The decision of the finance ministry to not levy any extra taxes on diesel vehicles has made the car industry in India heave a sigh of relief. Car companies which had put their plans to invest money on diesel engine plants on the backburner have finally decided to go ahead with the agenda.
Most notably of all, Hyundai has finalized its plan to set up a diesel engine plant in the country. The new plant, to be set up with an investment of Rs 500 crore, will produce engines for the i20 hatch and the Verna sedan. The i10 is also expected to sport a diesel mill in the near future, and if all goes well, engine for the small car may also be produced locally. The new plant will have a minimum capacity of 1.5 lakh units annually.
The engines to be manufactured at the new plant will most likely be 1.1, 1.4 and 1.6 liter units. The company may formally announce the new plant sometime in the next month. The new plant is expected to come up near the company’s existing plant in Chennai or in Gujarat.
Another company looking to invest heavily in a diesel engine plant is India’s No.1 car maker Maruti Suzuki. The company which has already made a deal with Fiat for sourcing three lakh diesel engines is also planning a brand new diesel plant in Gurgaon. The new diesel engine plant, which would witness and investment of about Rs 1000 would be capable of producing about 1 lakh engines a year. Maruti, even after ramping up production and losing some market share is struggling to meet the demand for its cars. The new plant will power the current diesel models and some new models which the company may come up in due course.

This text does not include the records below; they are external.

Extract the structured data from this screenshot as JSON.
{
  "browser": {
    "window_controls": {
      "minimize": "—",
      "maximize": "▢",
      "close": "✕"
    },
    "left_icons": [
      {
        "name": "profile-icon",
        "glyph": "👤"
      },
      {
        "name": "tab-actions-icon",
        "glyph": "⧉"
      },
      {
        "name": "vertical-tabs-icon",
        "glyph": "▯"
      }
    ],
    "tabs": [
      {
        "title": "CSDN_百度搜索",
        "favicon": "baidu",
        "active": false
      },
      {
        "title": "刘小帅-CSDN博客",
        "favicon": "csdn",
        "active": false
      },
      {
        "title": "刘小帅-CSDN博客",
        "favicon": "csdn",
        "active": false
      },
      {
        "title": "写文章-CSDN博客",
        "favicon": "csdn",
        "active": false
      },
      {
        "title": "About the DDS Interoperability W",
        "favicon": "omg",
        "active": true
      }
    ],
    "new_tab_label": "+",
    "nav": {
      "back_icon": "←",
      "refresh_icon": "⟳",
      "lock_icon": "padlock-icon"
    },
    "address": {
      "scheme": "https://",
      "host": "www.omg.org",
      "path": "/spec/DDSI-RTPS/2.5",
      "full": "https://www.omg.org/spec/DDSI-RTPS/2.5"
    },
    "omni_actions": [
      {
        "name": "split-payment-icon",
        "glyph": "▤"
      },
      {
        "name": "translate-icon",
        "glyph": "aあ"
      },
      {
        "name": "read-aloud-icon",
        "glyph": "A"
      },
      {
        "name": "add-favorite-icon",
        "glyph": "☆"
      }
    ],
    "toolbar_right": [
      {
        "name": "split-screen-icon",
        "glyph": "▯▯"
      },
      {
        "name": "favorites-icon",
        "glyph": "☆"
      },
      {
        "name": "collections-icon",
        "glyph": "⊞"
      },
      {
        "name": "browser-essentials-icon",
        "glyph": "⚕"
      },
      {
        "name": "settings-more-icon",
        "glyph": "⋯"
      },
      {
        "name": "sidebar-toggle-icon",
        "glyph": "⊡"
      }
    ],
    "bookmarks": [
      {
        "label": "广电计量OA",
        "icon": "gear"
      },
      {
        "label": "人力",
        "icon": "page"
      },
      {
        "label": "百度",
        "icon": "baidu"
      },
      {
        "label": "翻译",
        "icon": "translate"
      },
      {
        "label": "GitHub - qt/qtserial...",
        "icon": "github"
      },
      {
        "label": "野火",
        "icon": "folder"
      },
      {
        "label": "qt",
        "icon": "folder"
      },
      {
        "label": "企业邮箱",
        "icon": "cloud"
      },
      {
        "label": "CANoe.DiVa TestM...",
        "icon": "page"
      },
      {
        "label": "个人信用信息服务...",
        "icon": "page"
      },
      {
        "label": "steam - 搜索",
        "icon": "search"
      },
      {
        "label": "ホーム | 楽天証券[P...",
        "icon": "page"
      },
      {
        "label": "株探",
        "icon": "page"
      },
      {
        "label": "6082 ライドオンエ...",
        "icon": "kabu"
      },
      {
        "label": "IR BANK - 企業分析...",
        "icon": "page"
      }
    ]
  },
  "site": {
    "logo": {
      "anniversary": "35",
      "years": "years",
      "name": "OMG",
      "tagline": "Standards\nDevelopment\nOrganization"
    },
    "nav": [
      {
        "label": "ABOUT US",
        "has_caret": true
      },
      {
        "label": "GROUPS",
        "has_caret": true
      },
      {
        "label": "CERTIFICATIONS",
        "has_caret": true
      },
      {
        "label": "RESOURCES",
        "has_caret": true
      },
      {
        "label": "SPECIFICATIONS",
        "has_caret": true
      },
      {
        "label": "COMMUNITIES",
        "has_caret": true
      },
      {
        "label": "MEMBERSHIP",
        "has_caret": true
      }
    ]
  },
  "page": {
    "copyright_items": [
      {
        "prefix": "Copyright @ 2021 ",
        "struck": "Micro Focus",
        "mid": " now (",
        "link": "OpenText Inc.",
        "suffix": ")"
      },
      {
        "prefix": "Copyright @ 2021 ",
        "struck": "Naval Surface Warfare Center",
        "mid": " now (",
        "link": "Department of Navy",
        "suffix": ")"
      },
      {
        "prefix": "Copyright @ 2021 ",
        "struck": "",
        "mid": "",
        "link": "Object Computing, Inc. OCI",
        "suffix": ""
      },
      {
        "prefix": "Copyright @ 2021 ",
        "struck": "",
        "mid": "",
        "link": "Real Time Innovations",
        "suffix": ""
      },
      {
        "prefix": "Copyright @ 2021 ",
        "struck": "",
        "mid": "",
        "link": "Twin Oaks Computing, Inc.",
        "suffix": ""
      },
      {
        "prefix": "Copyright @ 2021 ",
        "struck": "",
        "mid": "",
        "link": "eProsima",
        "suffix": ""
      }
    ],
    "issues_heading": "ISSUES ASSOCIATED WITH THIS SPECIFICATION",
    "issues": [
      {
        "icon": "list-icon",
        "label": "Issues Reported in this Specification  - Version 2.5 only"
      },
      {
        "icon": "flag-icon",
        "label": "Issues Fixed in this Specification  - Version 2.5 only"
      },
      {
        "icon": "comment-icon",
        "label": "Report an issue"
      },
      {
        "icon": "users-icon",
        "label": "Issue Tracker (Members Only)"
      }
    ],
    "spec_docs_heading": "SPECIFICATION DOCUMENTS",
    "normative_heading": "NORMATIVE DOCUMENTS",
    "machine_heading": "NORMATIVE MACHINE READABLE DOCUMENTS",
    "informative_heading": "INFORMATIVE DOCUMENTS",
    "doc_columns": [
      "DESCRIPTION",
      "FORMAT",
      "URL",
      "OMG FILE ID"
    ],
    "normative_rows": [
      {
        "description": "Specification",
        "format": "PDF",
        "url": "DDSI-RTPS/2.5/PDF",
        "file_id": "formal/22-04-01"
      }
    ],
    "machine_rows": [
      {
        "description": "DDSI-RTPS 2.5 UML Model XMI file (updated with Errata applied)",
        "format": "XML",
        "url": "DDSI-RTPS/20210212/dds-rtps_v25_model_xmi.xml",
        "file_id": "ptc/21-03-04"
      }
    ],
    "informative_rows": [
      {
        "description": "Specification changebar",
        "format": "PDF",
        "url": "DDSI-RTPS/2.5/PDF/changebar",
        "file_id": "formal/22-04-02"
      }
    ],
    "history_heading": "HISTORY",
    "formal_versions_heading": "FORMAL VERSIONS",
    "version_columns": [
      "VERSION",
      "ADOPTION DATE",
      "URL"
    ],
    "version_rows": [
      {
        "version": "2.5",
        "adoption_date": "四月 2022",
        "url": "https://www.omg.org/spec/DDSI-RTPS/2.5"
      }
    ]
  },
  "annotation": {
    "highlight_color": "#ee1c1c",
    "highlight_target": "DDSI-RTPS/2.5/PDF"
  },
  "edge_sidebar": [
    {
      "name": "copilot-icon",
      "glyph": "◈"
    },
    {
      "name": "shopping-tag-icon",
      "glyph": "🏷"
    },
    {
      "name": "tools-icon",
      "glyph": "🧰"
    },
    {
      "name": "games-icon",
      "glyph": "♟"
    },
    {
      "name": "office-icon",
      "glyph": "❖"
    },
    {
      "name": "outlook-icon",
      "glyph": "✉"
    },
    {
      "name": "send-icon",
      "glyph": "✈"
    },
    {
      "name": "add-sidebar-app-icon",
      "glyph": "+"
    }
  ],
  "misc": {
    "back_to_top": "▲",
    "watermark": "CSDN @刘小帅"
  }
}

So how effective a ploy is it to set up dedicated plant for diesel engines? The current market share of diesel passenger cars has gone up to an overall percentage of more than 50%. But the massive disparity between petrol and diesel prices is one of the main reasons why that is happening. The government is making no bones about the fact that it wants to decontrol diesel prices very soon, and within a few years, we would see diesel selling at almost the same price as petrol. So would there still be enough demand for diesel cars to justify these heavy investments. Well, one thing is for sure, even with similar pricing, diesel cars do offer advantages like lower running costs owing to much better fuel efficiency and better tractability. And these advantages would make sure that the demand for diesel cars is not going to plummet even if the prices of the dirty fuel are brought closer to the petrol. The market will keep on growing at a reasonable pace, and the demand is only going to grow. Taking all that into consideration, it wouldn’t be such a bad idea then to invest in such plants.